There are three pricing options available; all of which are significantly cheaper than using one of those old fashioned humans to do your mastering! You can try out the service for free by signing up for an ‘Amateur’ account. This will allow you unlimited mastering of 192kbps mp3s through the service. If you upgrade to a ‘Pro’ account at $9/month, you are entitled to four uncompressed masters per month in addition to the unlimited mp3 mastering. Finally, a ‘Pro Unlimited’ account entitles you to unlimited uncompressed mastering for the sum of $19/month.

The key question here of course, is whether this type of service can compete with getting your tracks mastered professionally in terms of both audio quality and musicality.

MixGenius claim that they “incubated and refined algorithms developed over eight years of university research” to create LANDR. The idea is that their team, composed of music industry veterans – award winning mixing engineers, top-level DSP programmers, musicians, producers and label owners – know exactly what is required of a master, and they have worked hard on providing that through this software. The software is obviously automated, but MixGenius are keen to stress that although it “employs artificial intelligence, [LANDR] is guided by profoundly human thought.”

They go on to say that their system is “built around an adaptive engine that ‘listens’ and reacts to music, using micro-genre detection to make subtle frame-by-frame adjustments selectively using tools like multi-band compression, EQ, stereo enhancement, limiting and aural excitation based on the unique properties of the song. Basically, the more we throw at LANDR, the better it gets.” It definitely sounds as though the thinking behind this is solid – they are not just following a ‘louder is better’ philosophy, and it sounds as though thought has gone into making the final masters musically satisfactory.

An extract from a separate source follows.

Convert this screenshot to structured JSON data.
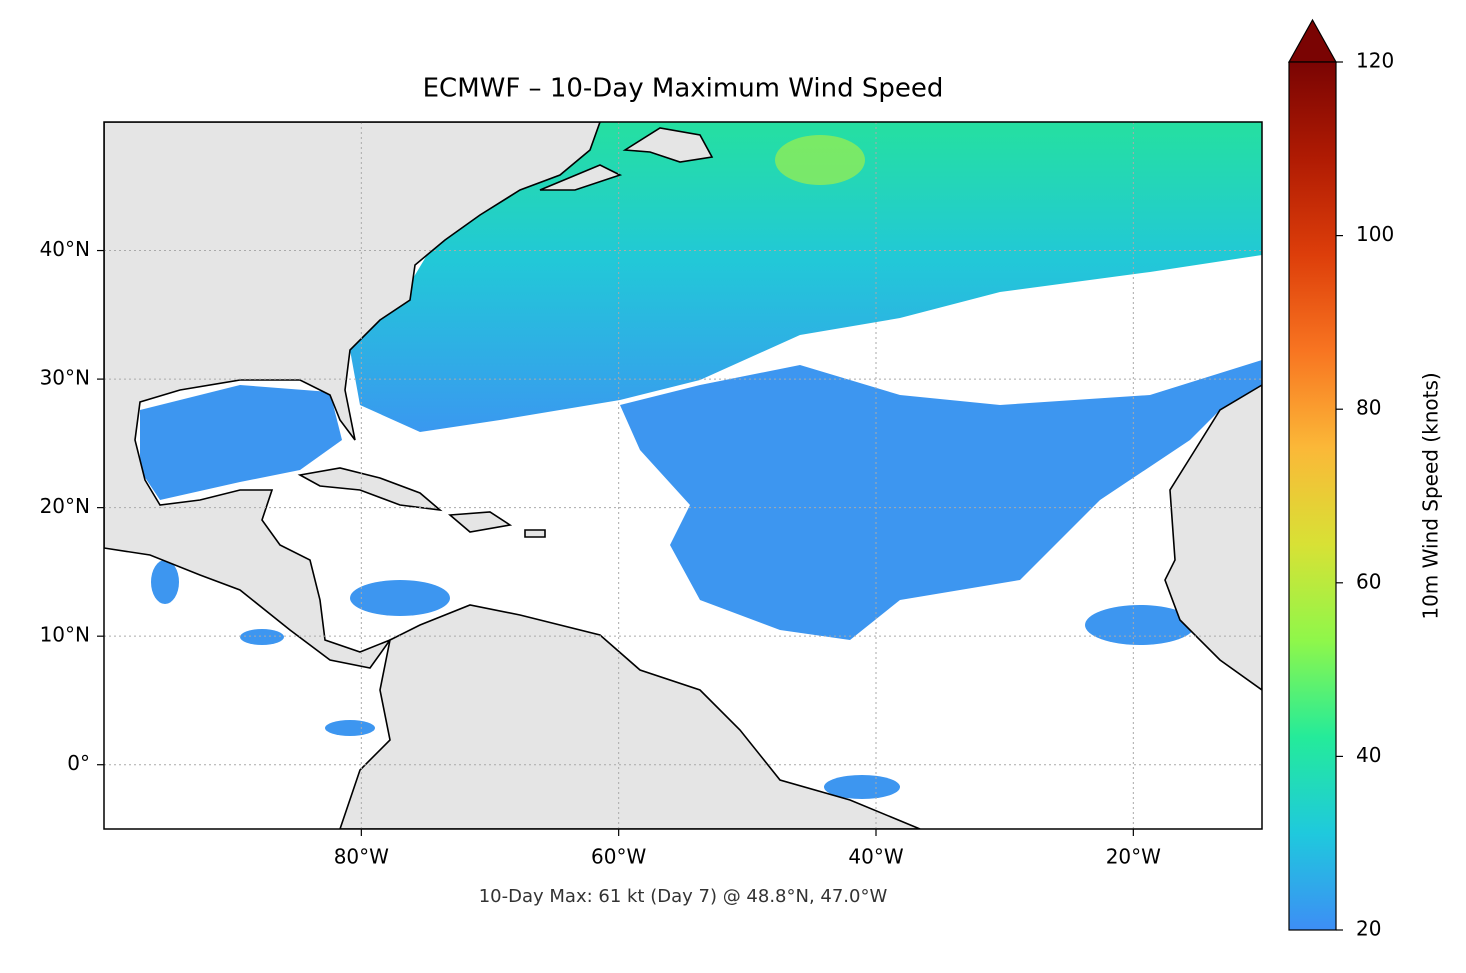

The masters created through LANDR actually do sound pretty good, but they are not really able to compete with a professional mastering service just yet. Although the algorithms are undoubtedly impressive, they are not yet at a level where they can make solid creative decisions based on genre and style that a mastering engineer would be able to, and to be fair, MIxGenius pretty much admit as much on their website. Despite this, the service could prove very useful to many producers out there.